A comunicarlo è stato il commissario straordinario dell’AterAntonello Iannarilli, che ha espresso apprezzamento per l’impegno dell’attuale Giunta regionale del Lazio. “Una vera e propria ancora di salvezza”, ha commentato Iannarilli, ricordando come l’ente di piazzale Europa fosse arrivato a un passo dal collasso economico a causa dei debiti accumulati negli anni passati.

Il piano di sostegno prevede 5 milioni di euro per l’anno 2025 e ulteriori 2 milioni nel 2026, destinati specificamente a coprire i debiti maturati fino al 30 giugno 2025. Risorse fondamentali, che consentiranno all’Azienda territoriale per l’edilizia residenziale di voltare pagina.

“Le azioni messe in campo dalla mia amministrazione sono state numerose – ha spiegato Iannarilli – ma l’entità dei debiti pregressi era tale da rendere ogni intervento insufficiente. Questa misura regionale dimostra una volontà politica chiara: risanare e riformare l’Ater di Frosinone dopo anni di gestione fallimentare”.

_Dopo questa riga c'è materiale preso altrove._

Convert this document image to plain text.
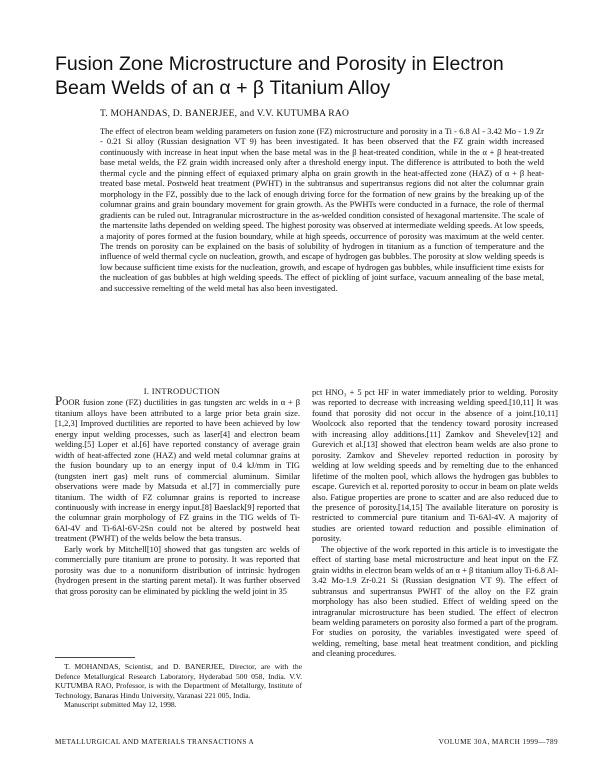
Fusion Zone Microstructure and Porosity in Electron Beam Welds of an α + β Titanium Alloy
T. MOHANDAS, D. BANERJEE, and V.V. KUTUMBA RAO

The effect of electron beam welding parameters on fusion zone (FZ) microstructure and porosity in a Ti - 6.8 Al - 3.42 Mo - 1.9 Zr - 0.21 Si alloy (Russian designation VT 9) has been investigated. It has been observed that the FZ grain width increased continuously with increase in heat input when the base metal was in the β heat-treated condition, while in the α + β heat-treated base metal welds, the FZ grain width increased only after a threshold energy input. The difference is attributed to both the weld thermal cycle and the pinning effect of equiaxed primary alpha on grain growth in the heat-affected zone (HAZ) of α + β heat-treated base metal. Postweld heat treatment (PWHT) in the subtransus and supertransus regions did not alter the columnar grain morphology in the FZ, possibly due to the lack of enough driving force for the formation of new grains by the breaking up of the columnar grains and grain boundary movement for grain growth. As the PWHTs were conducted in a furnace, the role of thermal gradients can be ruled out. Intragranular microstructure in the as-welded condition consisted of hexagonal martensite. The scale of the martensite laths depended on welding speed. The highest porosity was observed at intermediate welding speeds. At low speeds, a majority of pores formed at the fusion boundary, while at high speeds, occurrence of porosity was maximum at the weld center. The trends on porosity can be explained on the basis of solubility of hydrogen in titanium as a function of temperature and the influence of weld thermal cycle on nucleation, growth, and escape of hydrogen gas bubbles. The porosity at slow welding speeds is low because sufficient time exists for the nucleation, growth, and escape of hydrogen gas bubbles, while insufficient time exists for the nucleation of gas bubbles at high welding speeds. The effect of pickling of joint surface, vacuum annealing of the base metal, and successive remelting of the weld metal has also been investigated.

I. INTRODUCTION

POOR fusion zone (FZ) ductilities in gas tungsten arc welds in α + β titanium alloys have been attributed to a large prior beta grain size.[1,2,3] Improved ductilities are reported to have been achieved by low energy input welding processes, such as laser[4] and electron beam welding.[5] Loper et al.[6] have reported constancy of average grain width of heat-affected zone (HAZ) and weld metal columnar grains at the fusion boundary up to an energy input of 0.4 kJ/mm in TIG (tungsten inert gas) melt runs of commercial aluminum. Similar observations were made by Matsuda et al.[7] in commercially pure titanium. The width of FZ columnar grains is reported to increase continuously with increase in energy input.[8] Baeslack[9] reported that the columnar grain morphology of FZ grains in the TIG welds of Ti-6Al-4V and Ti-6Al-6V-2Sn could not be altered by postweld heat treatment (PWHT) of the welds below the beta transus.

Early work by Mitchell[10] showed that gas tungsten arc welds of commercially pure titanium are prone to porosity. It was reported that porosity was due to a nonuniform distribution of intrinsic hydrogen (hydrogen present in the starting parent metal). It was further observed that gross porosity can be eliminated by pickling the weld joint in 35

pct HNO₃ + 5 pct HF in water immediately prior to welding. Porosity was reported to decrease with increasing welding speed.[10,11] It was found that porosity did not occur in the absence of a joint.[10,11] Woolcock also reported that the tendency toward porosity increased with increasing alloy additions.[11] Zamkov and Shevelev[12] and Gurevich et al.[13] showed that electron beam welds are also prone to porosity. Zamkov and Shevelev reported reduction in porosity by welding at low welding speeds and by remelting due to the enhanced lifetime of the molten pool, which allows the hydrogen gas bubbles to escape. Gurevich et al. reported porosity to occur in beam on plate welds also. Fatigue properties are prone to scatter and are also reduced due to the presence of porosity.[14,15] The available literature on porosity is restricted to commercial pure titanium and Ti-6Al-4V. A majority of studies are oriented toward reduction and possible elimination of porosity.

The objective of the work reported in this article is to investigate the effect of starting base metal microstructure and heat input on the FZ grain widths in electron beam welds of an α + β titanium alloy Ti-6.8 Al-3.42 Mo-1.9 Zr-0.21 Si (Russian designation VT 9). The effect of subtransus and supertransus PWHT of the alloy on the FZ grain morphology has also been studied. Effect of welding speed on the intragranular microstructure has been studied. The effect of electron beam welding parameters on porosity also formed a part of the program. For studies on porosity, the variables investigated were speed of welding, remelting, base metal heat treatment condition, and pickling and cleaning procedures.

T. MOHANDAS, Scientist, and D. BANERJEE, Director, are with the Defence Metallurgical Research Laboratory, Hyderabad 500 058, India. V.V. KUTUMBA RAO, Professor, is with the Department of Metallurgy, Institute of Technology, Banaras Hindu University, Varanasi 221 005, India.
Manuscript submitted May 12, 1998.

METALLURGICAL AND MATERIALS TRANSACTIONS A	VOLUME 30A, MARCH 1999—789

L’attenzione riservata dalla Regione Lazio al caso ciociaro rappresenta un segnale importante anche per gli altri enti territoriali coinvolti nella gestione dell’edilizia pubblica. In un settore spesso trascurato e segnato da carenze strutturali, il sostegno economico e istituzionale può fare la differenza tra il declino e la ripartenza.